Today in history, January 15, 1929, Martin Luther King Jr was born in Atlanta, GA.
As far as we know, there are at least 5 film projects in the works based on either the life of MLK, or some significant period during his 39 years on this planet; most recently announced, and most likely to be made first, is the Paul Greengrass-directed MLK assassination pic, Memphis, which was once a sure-thing, but the studio backing it, Universal Pictures, later backed out of financing and distributing the film; word on the street was that pressure from the MLK estate to call off the project, because they were unhappy with the script, was one of the reasons.
The film, which was supposed to focus on the events leading up to King’s assassination in Memphis, Tennessee, while he was trying to organize the city’s sanitation workers in spring of 1968, was to begin shooting in 2011, for an early 2012 release. Obviously, that didn’t happening.
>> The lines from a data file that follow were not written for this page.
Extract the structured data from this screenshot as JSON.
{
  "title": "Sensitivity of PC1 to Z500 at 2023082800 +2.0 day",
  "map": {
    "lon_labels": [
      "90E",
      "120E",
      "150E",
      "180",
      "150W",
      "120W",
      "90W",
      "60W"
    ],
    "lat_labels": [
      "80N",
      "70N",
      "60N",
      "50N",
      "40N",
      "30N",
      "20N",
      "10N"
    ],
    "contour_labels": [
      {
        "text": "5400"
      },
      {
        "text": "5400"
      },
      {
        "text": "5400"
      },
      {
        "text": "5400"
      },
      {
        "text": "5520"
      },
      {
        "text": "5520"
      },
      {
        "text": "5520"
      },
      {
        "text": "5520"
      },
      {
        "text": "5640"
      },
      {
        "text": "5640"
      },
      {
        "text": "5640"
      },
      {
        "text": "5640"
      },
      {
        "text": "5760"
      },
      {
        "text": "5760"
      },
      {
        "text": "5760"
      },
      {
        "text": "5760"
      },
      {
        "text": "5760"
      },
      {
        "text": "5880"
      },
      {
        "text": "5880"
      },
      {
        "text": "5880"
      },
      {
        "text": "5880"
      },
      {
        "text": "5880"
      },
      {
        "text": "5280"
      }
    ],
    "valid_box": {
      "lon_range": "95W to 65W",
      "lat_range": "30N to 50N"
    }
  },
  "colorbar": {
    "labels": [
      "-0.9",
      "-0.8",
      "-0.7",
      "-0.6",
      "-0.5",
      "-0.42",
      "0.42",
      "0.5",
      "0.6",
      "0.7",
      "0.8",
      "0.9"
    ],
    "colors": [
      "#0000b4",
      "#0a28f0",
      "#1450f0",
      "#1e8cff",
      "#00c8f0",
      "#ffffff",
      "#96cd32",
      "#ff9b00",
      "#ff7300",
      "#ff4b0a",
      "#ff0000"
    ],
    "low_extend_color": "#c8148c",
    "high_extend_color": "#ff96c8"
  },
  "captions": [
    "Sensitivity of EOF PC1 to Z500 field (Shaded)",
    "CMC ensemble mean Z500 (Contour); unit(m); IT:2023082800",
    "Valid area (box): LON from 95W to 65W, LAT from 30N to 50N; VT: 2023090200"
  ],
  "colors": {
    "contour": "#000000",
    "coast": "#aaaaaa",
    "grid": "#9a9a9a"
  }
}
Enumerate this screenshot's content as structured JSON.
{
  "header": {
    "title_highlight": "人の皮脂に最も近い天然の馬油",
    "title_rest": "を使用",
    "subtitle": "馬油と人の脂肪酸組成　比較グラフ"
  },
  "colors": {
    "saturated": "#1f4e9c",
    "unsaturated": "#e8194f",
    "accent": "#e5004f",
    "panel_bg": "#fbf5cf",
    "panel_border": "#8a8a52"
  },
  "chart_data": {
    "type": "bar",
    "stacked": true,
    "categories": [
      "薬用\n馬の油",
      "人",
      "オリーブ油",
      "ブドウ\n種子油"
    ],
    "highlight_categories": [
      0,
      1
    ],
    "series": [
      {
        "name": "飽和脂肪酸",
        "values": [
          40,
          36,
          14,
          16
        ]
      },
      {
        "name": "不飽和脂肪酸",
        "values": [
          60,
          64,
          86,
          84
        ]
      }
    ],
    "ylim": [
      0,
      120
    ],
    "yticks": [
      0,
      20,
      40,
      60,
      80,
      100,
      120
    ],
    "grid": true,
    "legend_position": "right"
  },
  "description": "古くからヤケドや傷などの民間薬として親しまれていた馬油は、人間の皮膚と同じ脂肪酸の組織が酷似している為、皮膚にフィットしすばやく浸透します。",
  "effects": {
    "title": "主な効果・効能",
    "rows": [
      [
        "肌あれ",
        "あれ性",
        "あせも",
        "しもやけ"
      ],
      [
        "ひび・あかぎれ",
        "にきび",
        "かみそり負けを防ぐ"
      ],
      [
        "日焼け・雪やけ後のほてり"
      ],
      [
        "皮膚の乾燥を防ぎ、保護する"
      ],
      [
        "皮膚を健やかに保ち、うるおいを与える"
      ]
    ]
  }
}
In November of last year, our last update on the project, it was announced that the film was alive again, with French distribution company Wild Bunch getting behind it, and super producer Scott Rudin producing, after almost a year in hiatus, and it just might be up next for Greengrass.
Deadline said that they had read the script, and called it “Oscar caliber stuff.“
But chances are, if the script they were going to go with before is the same that they’ll go with this time around, it looks like it’ll be one of those biopics that is made without the approval of those protecting the image of the subject.
The other MLK projects in the works include, of course, Lee Daniels’ Selma (currently in limbo, and very likely dead, due to financing issues, as well as the very same reasons Greengrass’ project has stalled – the King estate being unhappy with the script); then there’s Oprah’s HBO miniseries (which you’d think would be a go, although no ETA yet); there’s also the Steven Spielberg/DreamWorks project that has the backing of King’s estate (likely will also push forward; after all, it’s Spielberg and Dreamworks, and it has the backing of the estate. It may just be a matter of when), and Wesley Snipes’ planned exploration of J. Edgar Hoover’s campaign to discredit MLK, and the fallout that followed, titled Code Name Zorro (he’s still in prison, right? So, I wouldn’t be looking for this one anytime soon).
In a related project, Malik Yoba is playing MLK opposite Angela Bassett, as Coretta Scott King in the Lifetime original movie project, Betty And Coretta. Although it’s not a film that’s centered on MLK specifically.
As noted, one of the reasons for the holdup in the production of those 2 rather high-profile MLK film projects – both which would (reportedly) emphasize MLK’s vices, and not just revel in hagiography – was Andrew Young’s objections – the civil rights activist, member of the Southern Christian Leadership Conference (SCLC) during the 60s Civil Rights Movement, a supporter and good friend of Martin Luther King, Jr., who played a key role in the events in Birmingham, Alabama, was a strategist and negotiator that influenced the passage of the Civil Rights Act and Voting Rights Act. And also, he was with MLK in Memphis, Tennessee, when he was assassinated in 1968.
Young reportedly objected to scripts which included scenes of marital infidelity during MLK’s final days, among other “vices.”
I haven’t heard much about what Spielberg’s or Oprah’s MLK projects contain in terms of content; given that both seem to be near-sure-things (especially the Spielberg project which has the backing of the King estate); I can only assume that both of those projects are, shall we say, more wholesome, family-friendly tellings of MLK’s life.
But, thus far, none of the projects mentioned above is in production, as far as I know, so, anything’s possible; let’s see which of these makes it first to the finish line.